Most often, surgical oncologist refers to a general surgical oncologist (a subspecialty of general surgery), but thoracic surgical oncologists, gynecologic oncologists and so forth can all be considered surgeons who specialize in treating cancer patients.

==Training==
The importance of training surgeons who subspecialize in cancer surgery is supported by clinical trials showing that surgical oncology outcomes are positively correlated with surgeon volume. In other words, surgeons who treat more cancer cases tend to become more proficient, and their patients often experience improved survival rates. This is another controversial point, but it is generally accepted—even as common sense—that a surgeon who performs a given operation more often, will achieve superior results when compared with a surgeon who rarely performs the same procedure. This is particularly true of complex cancer resections such as, Breast Cancer Surgery, pancreaticoduodenectomy (Whipple procedure) for pancreatic cancer, and gastrectomy with extended (D2) lymphadenectomy for gastric cancer. In the United States and Canada, fellowship trained surgical oncologists have among the longest training periods of any physicians/surgeons. In some areas like Breast Diseases and Breast Cancer there we know as Breast Surgeon the specialist that only works with patients with breast diseases and breast cancer. A training period (clinical and research) of 6 to 8 years is typical and 8–10 years is not uncommon.

==Surgical oncology types and forms==
These are the most common types and forms of oncological surgery:
- surgery to diagnose cancer
- surgery to stage cancer
- curative surgery
- radical surgery

- surgery to debulk cancer
- palliative surgery
- supportive surgery
- reconstructive surgery
- preventive (prophylactic) surgery.

==Surgical oncology techniques==
Newer surgical techniques are less invasive, use different types of surgical instruments, and lead to less pain and shorter recovery times. The most effective surgical oncology techniques are:
- cryosurgery
- electrosurgery
- laparoscopic surgery
- laser surgery
- Mohs surgery
- radiofrequency ablation
- robotic surgery and other forms of surgery.
- thoracoscopic surgery

== Is this Curative? ==
People often ask if the surgery could cure their cancer, the answer is no. There is often another form of treatment that will be needed. The surgery could help with the removing the metastasis, but to "cure", or more commonly go into remission, you will often need the help of other treatments, such as radiation therapy, chemotherapy, immunotherapy, and targeted therapy. This approach could prevent the cancer from spreading, but there is always a chance that surgery helps the cancer spread.

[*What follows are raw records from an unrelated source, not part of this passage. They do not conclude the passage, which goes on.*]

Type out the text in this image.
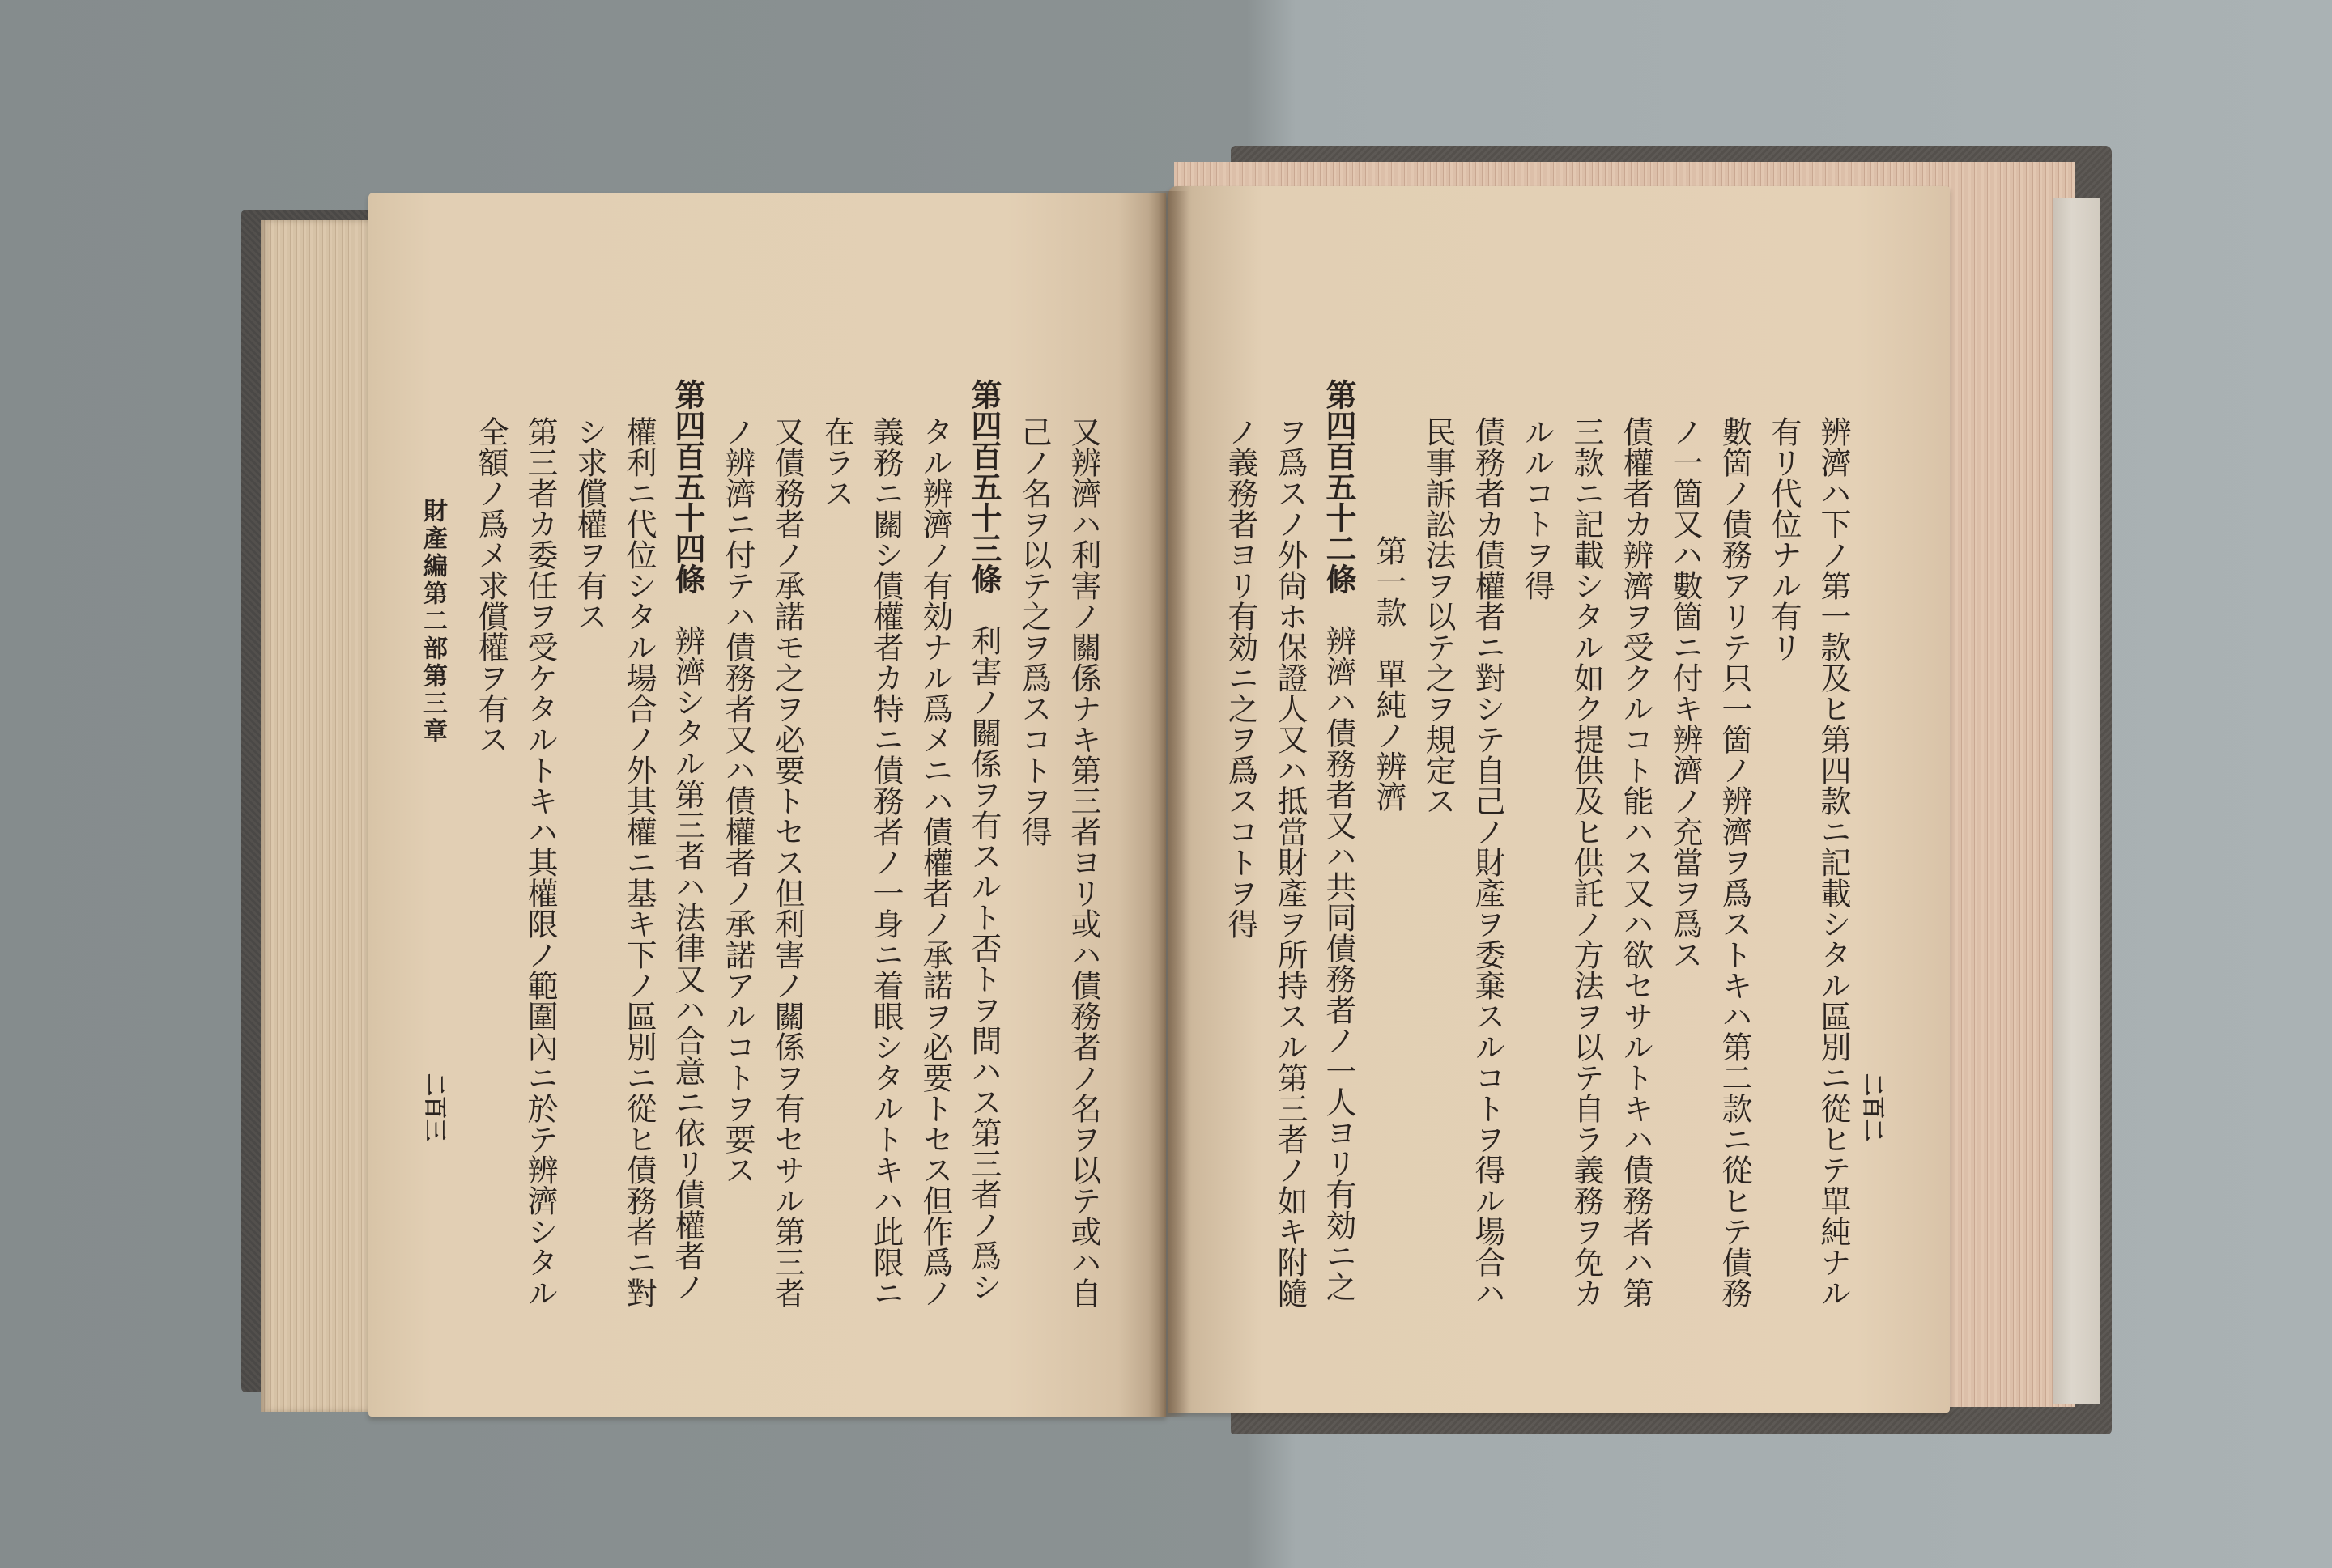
辨濟ハ下ノ第一款及ヒ第四款ニ記載シタル區別ニ從ヒテ單純ナル
有リ代位ナル有リ
數箇ノ債務アリテ只一箇ノ辨濟ヲ爲ストキハ第二款ニ從ヒテ債務
ノ一箇又ハ數箇ニ付キ辨濟ノ充當ヲ爲ス
債權者カ辨濟ヲ受クルコト能ハス又ハ欲セサルトキハ債務者ハ第
三款ニ記載シタル如ク提供及ヒ供託ノ方法ヲ以テ自ラ義務ヲ免カ
ルルコトヲ得
債務者カ債權者ニ對シテ自己ノ財產ヲ委棄スルコトヲ得ル場合ハ
民事訴訟法ヲ以テ之ヲ規定ス
第一款　單純ノ辨濟
第四百五十二條辨濟ハ債務者又ハ共同債務者ノ一人ヨリ有効ニ之
ヲ爲スノ外尙ホ保證人又ハ抵當財產ヲ所持スル第三者ノ如キ附隨
ノ義務者ヨリ有効ニ之ヲ爲スコトヲ得
二百二
又辨濟ハ利害ノ關係ナキ第三者ヨリ或ハ債務者ノ名ヲ以テ或ハ自
己ノ名ヲ以テ之ヲ爲スコトヲ得
第四百五十三條利害ノ關係ヲ有スルト否トヲ問ハス第三者ノ爲シ
タル辨濟ノ有効ナル爲メニハ債權者ノ承諾ヲ必要トセス但作爲ノ
義務ニ關シ債權者カ特ニ債務者ノ一身ニ着眼シタルトキハ此限ニ
在ラス
又債務者ノ承諾モ之ヲ必要トセス但利害ノ關係ヲ有セサル第三者
ノ辨濟ニ付テハ債務者又ハ債權者ノ承諾アルコトヲ要ス
第四百五十四條辨濟シタル第三者ハ法律又ハ合意ニ依リ債權者ノ
權利ニ代位シタル場合ノ外其權ニ基キ下ノ區別ニ從ヒ債務者ニ對
シ求償權ヲ有ス
第三者カ委任ヲ受ケタルトキハ其權限ノ範圍內ニ於テ辨濟シタル
全額ノ爲メ求償權ヲ有ス
財產編第二部第三章
二百三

In order for a surgery to be considered curative, the surgery needs to remove the cancerous tissue. There needs to be good margins, meaning that a small portion of healthy tissue is also taken, and sometimes lymph nodes near the cancer site. Even with the complete removal of the cancer, there is still a chance that cancerous cells remain, meaning the alternative methods are also needed.

==Books==
One of the first textbooks dedicated to surgical oncology was written by the American-Irish surgeon, Theodore O'Connell in 1981. Many publications in surgical oncology are also appearing. The majority are large reference textbooks that seemingly combine specialties that are not generally practiced by a single practitioner but cover the academic subject. A number of practical handbooks such as "surgical oncology" in the well-read Oxford Handbooks series, have recently been published, perhaps alluding to the evolving practicality of this emerging discipline.